Libraries used:
- ctypes
- os
- numpy
- matplotlib
- progressbar
- scipy
- osqp
OS
- Linux only (due to the use of CDLL to call .so file, which Windows does not appear to accept, Mac may work but is untested)
The F16 class is contained in 'env.py', this contains the functions:
- step
- reset
- get_obs
- linearise
- trim
- calc_MPC_action
- _calc_xdot
- _calc_xdot_na
- _get_obs_na
This forms the heart of the simulation.
calc_MPC_action uses a number of functions currently found in 'utils.py', for matrix operations and reordering for input into the OSQP optimizer. The integrator used is a simple euler fixed time step.
The F16 class is instantiated in main.py as f16 as of time of writing. -> run main.py -> dir(f16), in a python console to examine the object.
All parameters are stored in 'parameters.py', stateVector, inputVector, and simulationParameter dataclasses are also instantiated here and used to instantiate the F16 class. These dataclasses contain things like the units, limits, names, initial conditions, of the state vector and input vector.
There are examples from notes found here: https://markcannon.github.io/assets/downloads/teaching/C21_Model_Predictive_Control/mpc_notes.pdf, that have been implemented with the same algorithm in 'notes_examples/example_2_x.py'.
This simulation is based upon two works:
-
Nguyen "Simulator study of stall/post-stall characteristics of a fighter airplane with relaxed longitudinal static stability" - https://core.ac.uk/download/pdf/42866809.pdf
-
Stevens and Lewis "Aircraft Control and Simulation: Dynamics, Controls Design, and Autonomous Systems, 3rd Edition" - https://www.wiley.com/en-gb/Aircraft+Control+and+Simulation%3A+Dynamics%2C+Controls+Design%2C+and+Autonomous+Systems%2C+3rd+Edition-p-9781118870983
The former is the higher fidelity model, with accurate angles of attack between -20 -> +90 degrees, thanks to some crazy pilots and a lot of empirical testing. The latter is a reduced version of this model correct between angles of attacked between -10 -> +45 degrees. Both are accurate in a sideslip range between +-30 degrees.
The C implementation of both of these codes for MATLAB found here "https://dept.aem.umn.edu/~balas/darpa_sec/SEC.Software.html#F16Manual". This was originally designed to be a MEX file for MATLAB compilation and use, but I have cut those bits and am now using it as a shared object (.so) file to be called from Python.

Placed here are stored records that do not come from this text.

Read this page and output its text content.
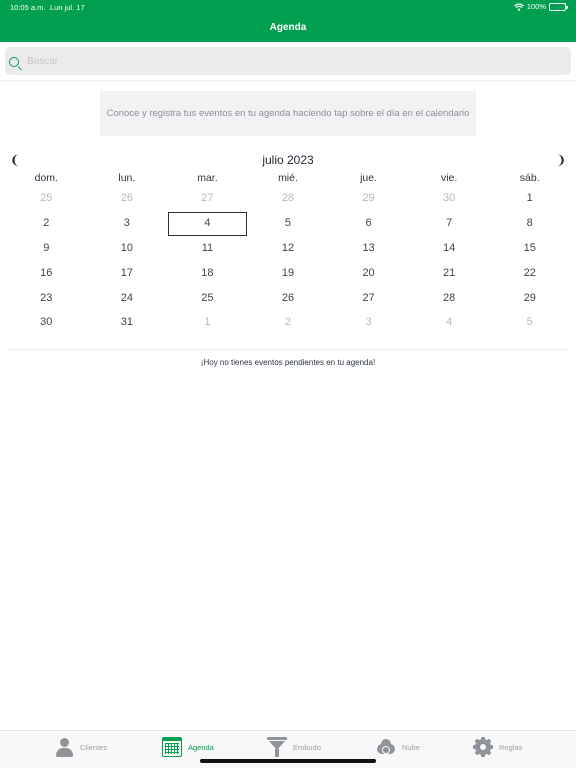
10:05 a.m. Lun jul. 17	100%
Agenda
Buscar
Conoce y registra tus eventos en tu agenda haciendo tap sobre el día en el calendario
❨	julio 2023	❩
dom.	lun.	mar.	mié.	jue.	vie.	sáb.
25	26	27	28	29	30	1
2	3	4	5	6	7	8
9	10	11	12	13	14	15
16	17	18	19	20	21	22
23	24	25	26	27	28	29
30	31	1	2	3	4	5
¡Hoy no tienes eventos pendientes en tu agenda!
Clientes	Agenda	Embudo	Nube	Reglas
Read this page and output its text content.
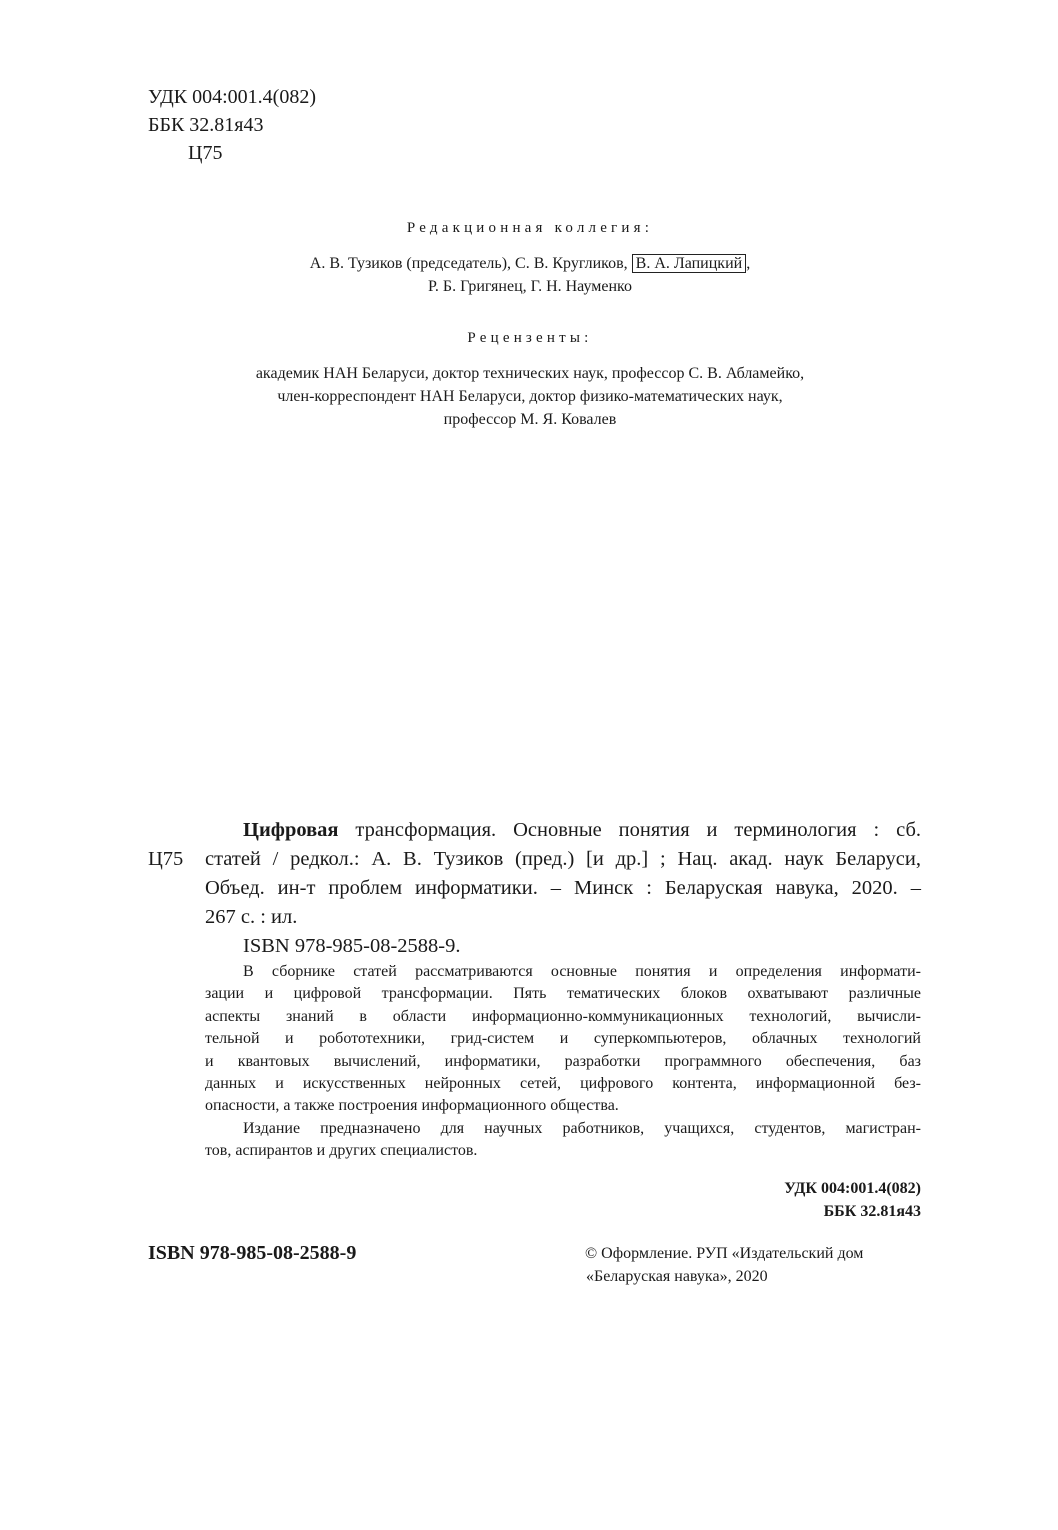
УДК 004:001.4(082)
ББК 32.81я43
Ц75
Редакционная коллегия:
А. В. Тузиков (председатель), С. В. Кругликов, В. А. Лапицкий ,
Р. Б. Григянец, Г. Н. Науменко
Рецензенты:
академик НАН Беларуси, доктор технических наук, профессор С. В. Абламейко,
член-корреспондент НАН Беларуси, доктор физико-математических наук,
профессор М. Я. Ковалев
Ц75
Цифровая трансформация. Основные понятия и терминология : сб.
статей / редкол.: А. В. Тузиков (пред.) [и др.] ; Нац. акад. наук Беларуси,
Объед. ин-т проблем информатики. – Минск : Беларуская навука, 2020. –
267 с. : ил.
ISBN 978-985-08-2588-9.
В сборнике статей рассматриваются основные понятия и определения информати-
зации и цифровой трансформации. Пять тематических блоков охватывают различные
аспекты знаний в области информационно-коммуникационных технологий, вычисли-
тельной и робототехники, грид-систем и суперкомпьютеров, облачных технологий
и квантовых вычислений, информатики, разработки программного обеспечения, баз
данных и искусственных нейронных сетей, цифрового контента, информационной без-
опасности, а также построения информационного общества.
Издание предназначено для научных работников, учащихся, студентов, магистран-
тов, аспирантов и других специалистов.
УДК 004:001.4(082)
ББК 32.81я43
ISBN 978-985-08-2588-9	© Оформление. РУП «Издательский дом
«Беларуская навука», 2020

This C implementation produces the instantaneous time derivatives of the 12 primary aircraft states (p5 of this document describes the IO: https://dept.aem.umn.edu/~balas/darpa_sec/software/F16Manual.pdf) these are:
x = {npos,epos,h,phi,theta,psi,Vt,alpha,beta,p,q,r,T,dh,da,dr,lf2,lf1}
The C .so file has been compiled twice for two primary configurations of the F16 -> stable and unstable. These occur when xcg = 25, and 35 respectively. Should other parameters be changed the flags for gcc compilation of "nlplant.c" were:
gcc -fPIC -shared -lm -o nlplant.so nlplant.c
These two files are selected in the Python parameters.py using the "stab_flag" which is 1 for unstable and 0 for stable.
main.py calls the .so file using ctypes.CDLL. This allows access for individual functions in nlplant.so, two of which are called by main.py -> Nlplant and atmos. Nlplant is the main aforementioned one which generates the state derivates, and atmos is used for calculating the leading edge flap (lef) deflection.